This well-known story about time travel revolves around a business called Time Safari, Inc. Time Safari promises to take people back in time so they can hunt prehistoric animals, such as Tyrannosaurus rex.

In order to avoid a time paradox, they are very careful to leave history undisturbed on the principle that even the slightest change can cause major changes in the future. Travelers are only allowed to shoot animals that are already about to die, and they are required to stay on a path which hovers slightly above the ground. Hunting trophies are not taken; no souvenir is allowed except a photograph of the hunter standing next to the dead monster.

In the story, a man leaves the floating path. Upon returning to the present, he notices subtle changes. English spelling is different, people and buildings are different, and the country appears to be more conservative politically (The story was published during Dwight Eisenhower's first presidential campaign). Looking at his boots, the man finds a crushed butterfly, apparently the cause of the changes.

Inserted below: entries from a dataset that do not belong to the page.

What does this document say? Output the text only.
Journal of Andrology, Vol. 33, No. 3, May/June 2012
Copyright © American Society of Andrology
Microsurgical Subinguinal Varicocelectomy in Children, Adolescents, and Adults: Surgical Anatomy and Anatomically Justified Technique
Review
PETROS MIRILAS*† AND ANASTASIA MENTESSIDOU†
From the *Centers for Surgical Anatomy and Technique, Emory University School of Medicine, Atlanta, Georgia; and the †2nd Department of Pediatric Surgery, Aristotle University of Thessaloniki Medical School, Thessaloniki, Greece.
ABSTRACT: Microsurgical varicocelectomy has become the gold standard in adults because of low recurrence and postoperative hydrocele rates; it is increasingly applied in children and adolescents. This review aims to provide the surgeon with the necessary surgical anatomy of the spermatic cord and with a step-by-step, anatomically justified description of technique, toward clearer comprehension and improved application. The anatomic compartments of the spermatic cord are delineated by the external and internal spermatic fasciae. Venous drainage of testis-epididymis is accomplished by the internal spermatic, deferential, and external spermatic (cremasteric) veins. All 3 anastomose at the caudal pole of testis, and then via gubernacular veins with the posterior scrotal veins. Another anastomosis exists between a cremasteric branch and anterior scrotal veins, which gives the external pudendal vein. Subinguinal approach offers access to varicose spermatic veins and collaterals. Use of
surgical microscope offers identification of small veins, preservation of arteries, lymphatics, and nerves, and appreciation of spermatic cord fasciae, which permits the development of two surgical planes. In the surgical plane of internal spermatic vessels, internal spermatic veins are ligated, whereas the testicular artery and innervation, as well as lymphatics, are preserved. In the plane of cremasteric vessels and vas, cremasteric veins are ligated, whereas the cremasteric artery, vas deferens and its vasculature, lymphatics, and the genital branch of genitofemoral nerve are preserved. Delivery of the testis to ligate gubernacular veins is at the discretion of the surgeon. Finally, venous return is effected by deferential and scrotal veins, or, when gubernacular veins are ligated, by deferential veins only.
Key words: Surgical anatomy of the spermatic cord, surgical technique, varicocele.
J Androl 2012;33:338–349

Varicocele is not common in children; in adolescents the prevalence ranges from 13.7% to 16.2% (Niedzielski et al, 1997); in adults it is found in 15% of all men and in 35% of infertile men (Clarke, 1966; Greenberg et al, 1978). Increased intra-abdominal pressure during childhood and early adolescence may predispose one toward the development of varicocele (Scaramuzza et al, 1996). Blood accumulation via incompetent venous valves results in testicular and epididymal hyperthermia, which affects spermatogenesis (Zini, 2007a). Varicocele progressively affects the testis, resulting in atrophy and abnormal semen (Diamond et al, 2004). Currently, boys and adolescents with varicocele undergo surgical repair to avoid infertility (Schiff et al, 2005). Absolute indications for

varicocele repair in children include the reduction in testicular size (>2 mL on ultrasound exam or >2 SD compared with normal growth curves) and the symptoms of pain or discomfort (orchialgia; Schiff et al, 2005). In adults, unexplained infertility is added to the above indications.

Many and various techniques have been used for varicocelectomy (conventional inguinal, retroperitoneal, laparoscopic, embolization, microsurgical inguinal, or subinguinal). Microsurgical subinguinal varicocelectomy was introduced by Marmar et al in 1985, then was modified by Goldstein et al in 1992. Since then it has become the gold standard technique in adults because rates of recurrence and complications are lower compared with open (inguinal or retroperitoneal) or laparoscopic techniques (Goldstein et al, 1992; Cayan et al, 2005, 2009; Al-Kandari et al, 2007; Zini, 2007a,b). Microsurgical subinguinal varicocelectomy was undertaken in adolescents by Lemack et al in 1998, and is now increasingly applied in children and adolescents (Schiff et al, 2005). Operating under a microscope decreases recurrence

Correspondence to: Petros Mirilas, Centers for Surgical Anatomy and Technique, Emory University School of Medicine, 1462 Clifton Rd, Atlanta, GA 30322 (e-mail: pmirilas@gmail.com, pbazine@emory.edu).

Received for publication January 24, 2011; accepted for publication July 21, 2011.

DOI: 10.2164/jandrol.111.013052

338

The story is a fictional exploration of the Butterfly Effect (or "sensitive dependence upon initial conditions," in the words of Edward Lorenz) through the literary device of time travel. Interestingly, the story pre-dates the work of Edward Lorenz by nearly 10 years, long before the term was coined and the principles understood by the scientific community. The same effect occurs in planetary dynamics and was studied by Poincare in the 1900's, but not under its modern name. These subjects are grouped into the mathematical field of chaos theory.